If you’ve ever attempted to make a welt pocket they can be quite challenging. When I decided to change it up a bit and do something that looked more girlie for my bags I was surprised how easy it actually was!
With this tutorial you will be guided step-by-step to sew a pocket of your own!
30 minutes to 1 hour
*scraps of medium to heavy-weight fabric for outside (non-stretch)
*scraps of light to medium-weight fabric for pocket lining (non-stretch)
scrap of fusible interfacing
black writing pen
*Feel free to mix & match different colors of fabrics depending on what you want your pocket to look like. In the tutorial I used different colors of fabric so you can better see what pieces are which. If you have a big bold pattern like the chevron purse you may want to do a solid color for the welts because it would be nearly impossible to match the patterns for all the pieces.
Download & Print Pattern:
SMALL pocket, HERE (approximately 5″-wide)
LARGE pocket, HERE (approximately 9″-wide) <–used in tutorial
Out of heavy to medium-weight fabric cut:
-pocket back (1 piece)
-pocket welts (4 pieces)
-large piece for the exterior (about 3″ bigger on all sides of ‘pocket bag’ piece)
Out of medium to light-weight fabric cut:
-pocket bag (2 pieces)
Out of fusible interfacing cut:
-rectangle 2″ bigger on all sides of ‘pocket opening’ piece (1 pieces)
Pin fusible interfacing to RIGHT side of large exterior piece (with fusible side UP) about 1″ from top edge. Trace ‘pocket opening’ over fusible interfacing.
Stitch over pen markings with a 2.5 length stitch.
Cut down the center of stitching and into each of the corners (be sure not to clip your stitching!)
Cut out the bulk from the center so you have about 1/4″ left, and clip into the seam every 1/2-1″ for ease of turning.
Turn the edges of your interfacing through the opening and to the back side. Carefully iron interfacing down so that the stitched opening is crisp and holds the correct shape.
Turn your piece back over and this is what it should look like from the front side.
With right sides together, sew both pairs of pocket welts together along longest edge with a 1/4″ seam. Clip seam for ease of turning.
Turn welts right side out and press flat with iron.
Place welts under pocket opening and arrange until they look good.

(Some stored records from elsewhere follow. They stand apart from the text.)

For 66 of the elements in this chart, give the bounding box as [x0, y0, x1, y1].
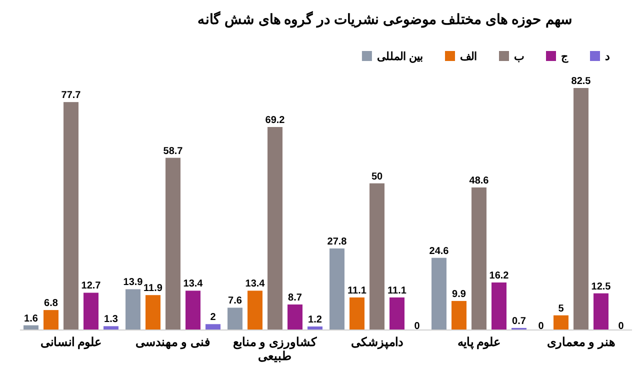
- bar: [472, 187, 486, 330]
- bar: [44, 310, 58, 330]
- data-label: 69.2: [265, 115, 286, 126]
- data-label: 0: [618, 321, 624, 332]
- bar: [268, 127, 282, 330]
- bar: [350, 297, 364, 330]
- data-label: 0: [414, 321, 420, 332]
- bar: [206, 324, 220, 330]
- data-label: 6.8: [44, 298, 58, 310]
- bar: [248, 290, 262, 330]
- data-label: 82.5: [571, 76, 592, 87]
- bar: [228, 308, 242, 330]
- legend-label: د: [605, 51, 610, 63]
- data-label: 12.5: [591, 281, 612, 292]
- data-label: 0.7: [512, 316, 526, 327]
- x-tick-label: هنر و معماری: [547, 335, 615, 350]
- data-label: 12.7: [81, 280, 102, 292]
- data-label: 1.3: [104, 314, 118, 326]
- legend-label: ب: [514, 51, 524, 63]
- bar: [432, 258, 446, 330]
- data-label: 27.8: [327, 236, 348, 248]
- data-label: 13.4: [245, 278, 266, 290]
- data-label: 9.9: [452, 288, 466, 300]
- x-tick-label: علوم پایه: [457, 335, 501, 350]
- data-label: 7.6: [228, 296, 242, 307]
- x-tick-label: علوم انسانی: [40, 335, 102, 350]
- x-tick-label: دامپزشکی: [351, 335, 403, 350]
- legend-label: ج: [561, 51, 569, 63]
- bar: [594, 293, 608, 330]
- data-label: 50: [371, 171, 383, 182]
- data-label: 24.6: [429, 246, 450, 257]
- bar: [370, 183, 384, 330]
- data-label: 58.7: [163, 146, 184, 157]
- data-label: 77.7: [61, 90, 82, 102]
- data-label: 16.2: [489, 270, 510, 282]
- bar: [64, 102, 78, 330]
- bar: [84, 292, 98, 330]
- chart-title: سهم حوزه های مختلف موضوعی نشریات در گروه های شش گانه: [198, 11, 572, 28]
- bar: [104, 326, 118, 330]
- bar: [186, 290, 200, 330]
- data-label: 2: [210, 312, 216, 324]
- data-label: 13.4: [183, 278, 204, 290]
- bar: [574, 88, 588, 330]
- data-label: 1.6: [24, 313, 38, 324]
- data-label: 11.1: [388, 285, 407, 296]
- data-label: 11.1: [348, 285, 367, 296]
- bar: [288, 304, 302, 330]
- legend-label: بین المللی: [376, 51, 423, 63]
- data-label: 1.2: [308, 314, 322, 326]
- data-label: 11.9: [144, 283, 163, 294]
- data-label: 48.6: [469, 175, 490, 186]
- bar: [146, 295, 160, 330]
- data-label: 0: [538, 321, 544, 332]
- x-tick-label: فنی و مهندسی: [136, 335, 210, 350]
- bar: [166, 158, 180, 330]
- legend-label: الف: [460, 51, 477, 63]
- bar: [452, 300, 466, 330]
- bar: [126, 289, 140, 330]
- bar: [492, 282, 506, 330]
- x-tick-label: کشاورزی و منابع طبیعی: [233, 335, 317, 363]
- bar: [390, 297, 404, 330]
- data-label: 5: [558, 303, 564, 314]
- bar: [554, 315, 568, 330]
- data-label: 8.7: [288, 292, 302, 304]
- bar: [330, 248, 344, 330]
- data-label: 13.9: [123, 277, 144, 288]
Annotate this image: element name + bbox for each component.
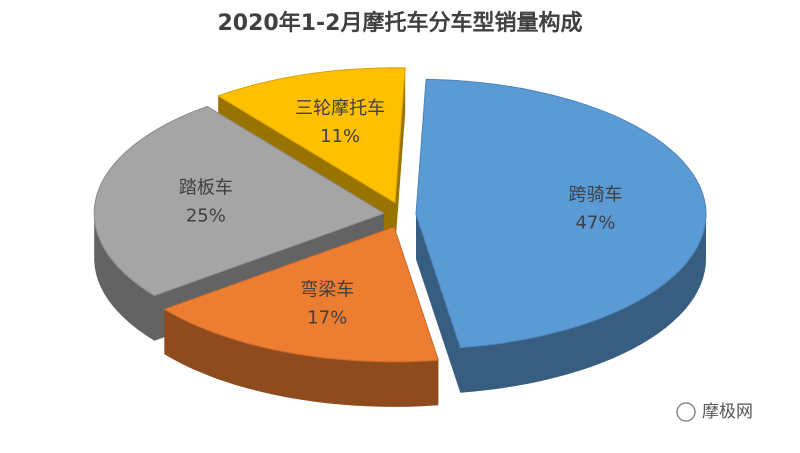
slice-label: 弯梁车 (300, 280, 354, 301)
slice-label: 踏板车 (179, 178, 233, 199)
watermark-icon (676, 402, 696, 422)
slice-top (217, 67, 406, 204)
slice-value-label: 17% (307, 308, 347, 329)
slice-top (93, 105, 386, 297)
slice-top (163, 226, 440, 363)
slice (163, 226, 440, 407)
slice (415, 78, 707, 393)
slice-top (415, 78, 707, 349)
slice-label: 跨骑车 (568, 184, 622, 205)
slice-label: 三轮摩托车 (295, 98, 385, 119)
slice-value-label: 25% (186, 206, 226, 227)
slice-value-label: 11% (320, 126, 360, 147)
slice-value-label: 47% (575, 212, 615, 233)
chart-title: 2020年1-2月摩托车分车型销量构成 (218, 10, 583, 36)
watermark-text: 摩极网 (702, 402, 753, 422)
watermark: 摩极网 (676, 402, 753, 422)
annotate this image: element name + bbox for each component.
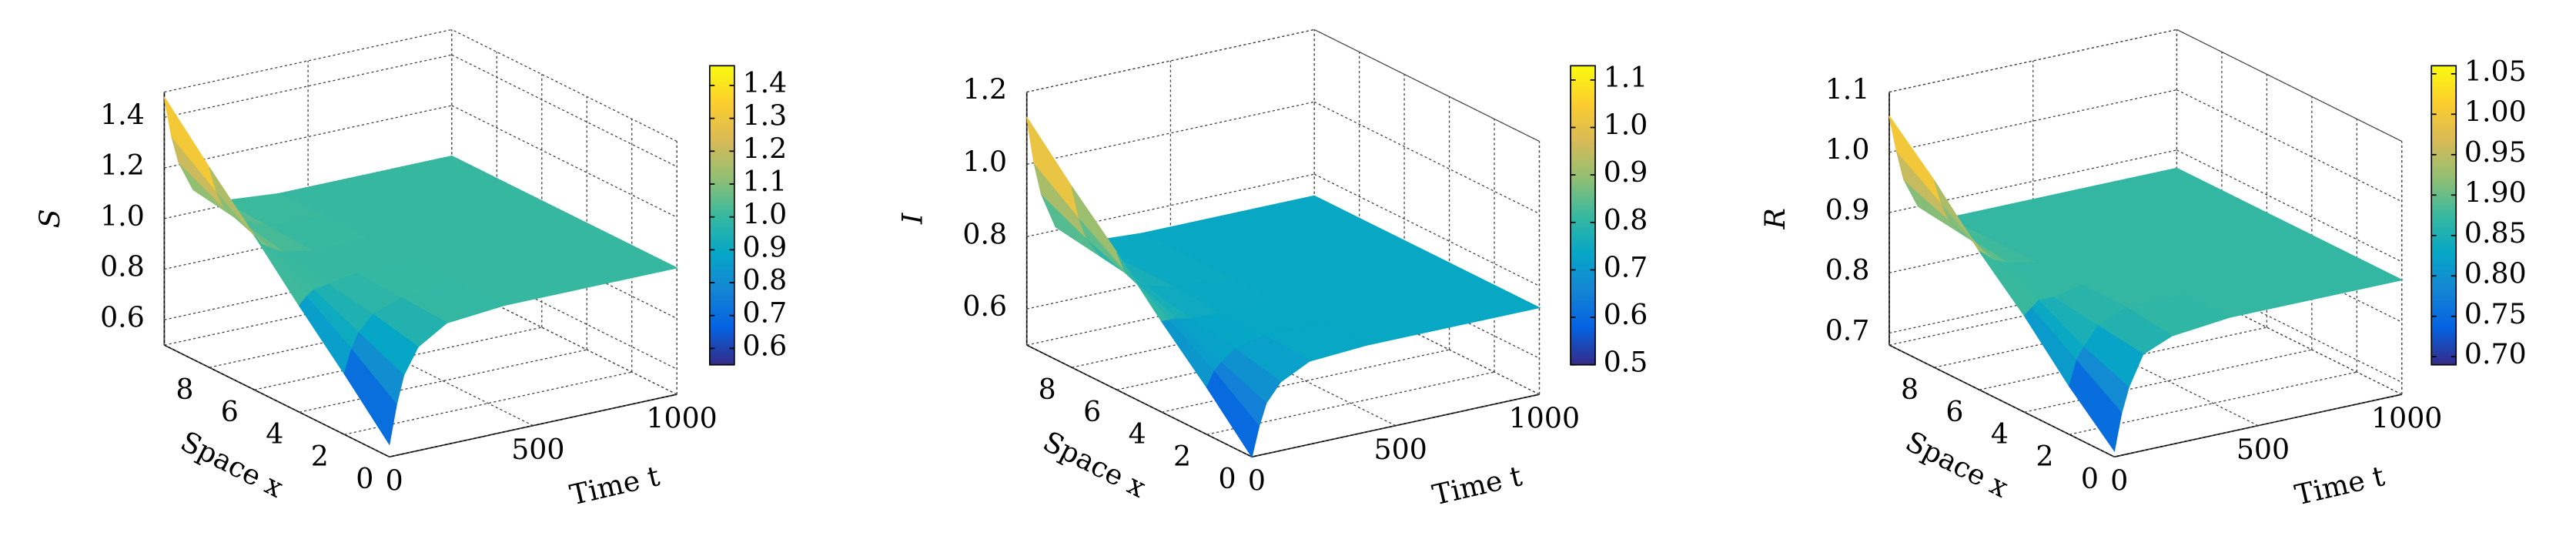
z-grid-line bbox=[451, 54, 677, 167]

Gently pin the welts together without moving (don’t pin the top layer of the top welt).
With the top layer free of the top welt, you can open and sew just inside the seam allowance where your welts overlap.
This is what it looks like from the back side.
Use your ‘pocket back’ piece and trace the bottom edge along the bottom edge of your welts (on back sides) using a fabric marker or chalk.
Pin the right side of a ‘pocket bag’ piece along the marked edge of your welts. To do this, first clip 1/4″ into the dip in the center of the pocket bag and match and pin that to the dip marking of your welts. Manipulate (without stretching/pulling) the rest of the pocket bag piece to follow the marked line and pin as you go.
Sew the pieces together by following along the marked edge/edge of pocket bag with a 1/4″ seam. Make sure you back stitch when you get to the center on each side of the clipped area.
This is what it should look like when you’re done.
Flip pocket bag down and iron flat.
With wrong sides together, pin welts + pocket bag on the backside of your opening.
Top-stitch 1/8″ from opening’s edge across bottom edge, making sure to backstitch on both ends.
Sew the other ‘pocket bag’ to ‘pocket back’ with right sides together, matching centers and edges with a 1/4″ seam. Flip down and iron just as before.
Center pocket back with the welts so the “dips” match.
Pin the back on from the top side.
Top-stitch around the rest of the opening 1/8″ just as before, making sure to backstitch.
This is what your pocket now looks like from the back side… all you have to do now is sew the pocket bag pieces together on the sides and bottom! Do this by first marking where to sew with a fabric marker/chalk and a ruler. Pin pocket bag layers together.
Sew over your marks, overlapping with the top-stitching from the front by 1/4″. To sew this you’ll need to fold over the top layer (where the opening is) back so you don’t sew it.
Finish off by trimming the pocket back to reduce any extra bulk.